Le moins que l’on puisse dire, c’est que la notion de service public n’a pas la cote à Berne. Le 8 septembre dernier, les conseillers nationaux enterraient une modification de la Constitution visant à garantir l’accès de tous à l’eau, à l’électricité, aux soins ou aux transports. Une semaine plus tard, ils ont balayé l’initiative dite «Pro Service Public». Retour sur image.
Déposée en mai 2013, l’initiative «Pro Service Public» lancée par Bon à Savoir et ses partenaires alémaniques saldo, K-Tipp et tessinois Spendere Meglio vise à freiner les hausses de prix et le démantèlement des services imposés à la clientèle des entreprises dans les mains de la Confédération. Le texte veut aussi plafonner les rémunérations abusives des dirigeants des CFF, de La Poste et de Swisscom, qui gagnent aujourd’hui jusqu’à trois fois et demie plus qu’un conseiller fédéral.
La proximité des élections fédérales a donné des ailes aux parlementaires, puisque 30 d’entre eux, au moins, se sont succédé à la tribune. Tous faisant valoir comme un mantra que le texte fragiliserait les entreprises publiques. Or, leurs arguments se basent sur une interprétation fallacieuse du texte de l’initiative.

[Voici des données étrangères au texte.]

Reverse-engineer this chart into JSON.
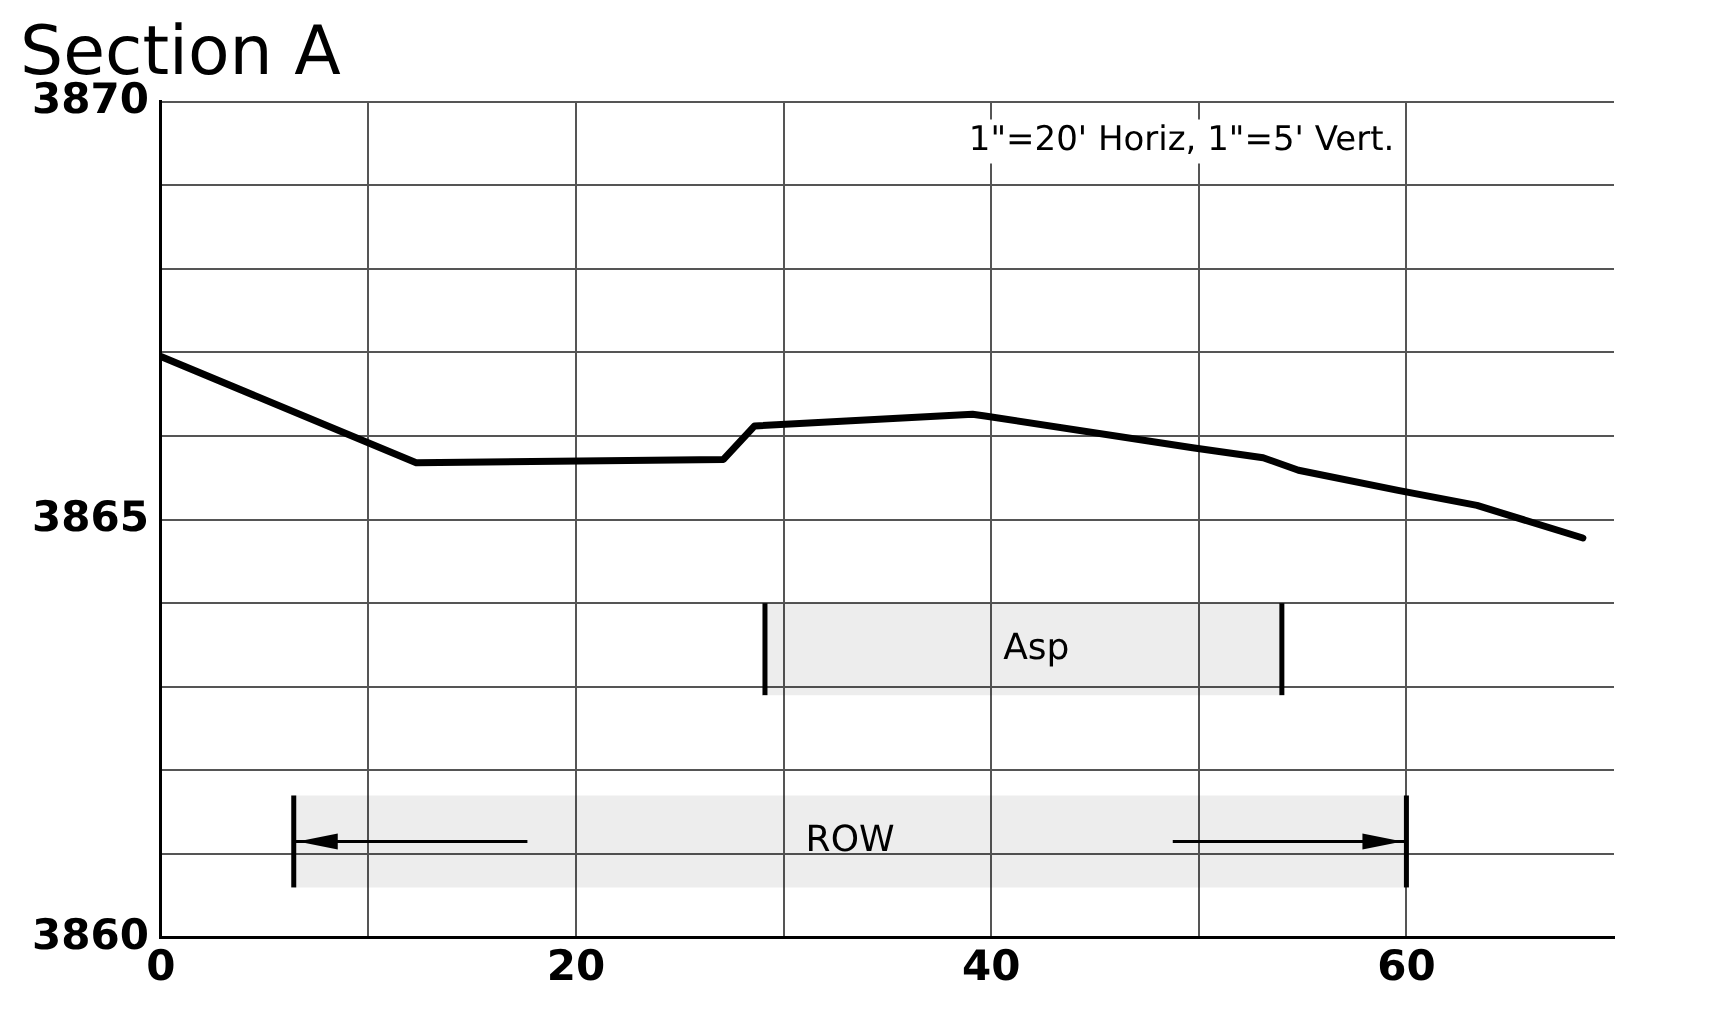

1. Réinvestir les bénéfices
Plusieurs parlementaires ont ainsi mentionné la prétendue interdiction de faire des bénéfices, ce qui ne figure pourtant pas dans le texte de l’initiative. Qui demande en revanche que, dans les prestations de base, «la Confédération ne vise pas de but lucratif». Les initiants entendent ainsi préserver les consommateurs de constantes hausses de prix. En 2014, Swisscom, dont la Confédération reste l’actionnaire majoritaire avec 51% des parts, a ainsi affiché un bénéfice net de 1,7 milliard de francs. Ce résultat a permis à la société d’allouer pour l’exercice 2014 un dividende de 22 fr. à ses actionnaires.
Contrairement à ce qu’ont affirmé de nombreux élus, les entreprises semi-publiques ne seraient pas obligées de boucler l’année dans les chiffres rouges! Si elles réalisent un bénéfice, celui-ci devra simplement servir à éponger les pertes éventuelles et être réinvesti dans la société.
2. Subventionnement croisé
Plusieurs conseillers nationaux ont aussi défendu le subventionnement croisé dénoncé par le texte de l’initiative. Ils ont, ici encore, mal lu leur copie: le rapporteur de la Commission des transports et des télécommunications, Roger Nordmann (PS/VD), a ainsi fait valoir que le trafic postal dans l’agglomération zurichoise doit continuer à financer l’acheminement du courrier à Evolène.
Or, «Pro Service Public» entend seulement mettre fin aux vases communicants qui profitent «à d’autres secteurs de l’administration»: contrairement aux craintes de Pierre-Alain Fridez (PS/JU), le trafic des grandes lignes CFF continuera ainsi à financer la desserte régionale. Il ne sera, en revanche, plus question d’affecter l’argent du service public à d’autres domaines, tels que l’armée ou l’agriculture. En résumé, les deniers gagnés par le service postal doivent profiter à La Poste, et ceux du rail, aux CFF.
3. But lucratif
Carton rouge enfin pour les parlementaires qui ont reproché à l’initiative d’avoir été lancée par une «entreprise privée à but lucratif». Ici encore, ils font fausse route puisque, les statuts de la société éditrice des magazines à l’origine de l’initiative indiquent clairement qu’elle ne verse aucun dividende et qu’elle ne poursuit aucun but lucratif. Ses éventuels bénéfices sont donc entièrement réinvestis… dans l’entreprise.
Zeynep Ersan Berdoz / gs
Sur la scène politique
Contrairement aux apparences, les liens entre partis politiques et entreprises publiques peuvent être très étroits, comme le démontrent les quelques exemples
ci-dessous.
➛Ulrich Gygi, président du conseil d’administration des CFF; Andrea Hämmerle, Peter Siegenthaler et Daniel Troillet, membres du même conseil d’administration, sont également membres du Parti socialiste (PS).
➛Peter Hasler, président du conseil d’administration de La Poste, est membre des libéraux-radicaux (PLR).
➛Katherine Amacker, membre de la direction générale des CFF, est ancienne conseillère nationale PDC.
Silence radio
Nous avons interpellé les CFF, La Poste et Swisscom afin de savoir si d’autres de leurs dirigeants étaient membres de partis politiques. Les trois ont catégoriquement refusé de répondre à cette question.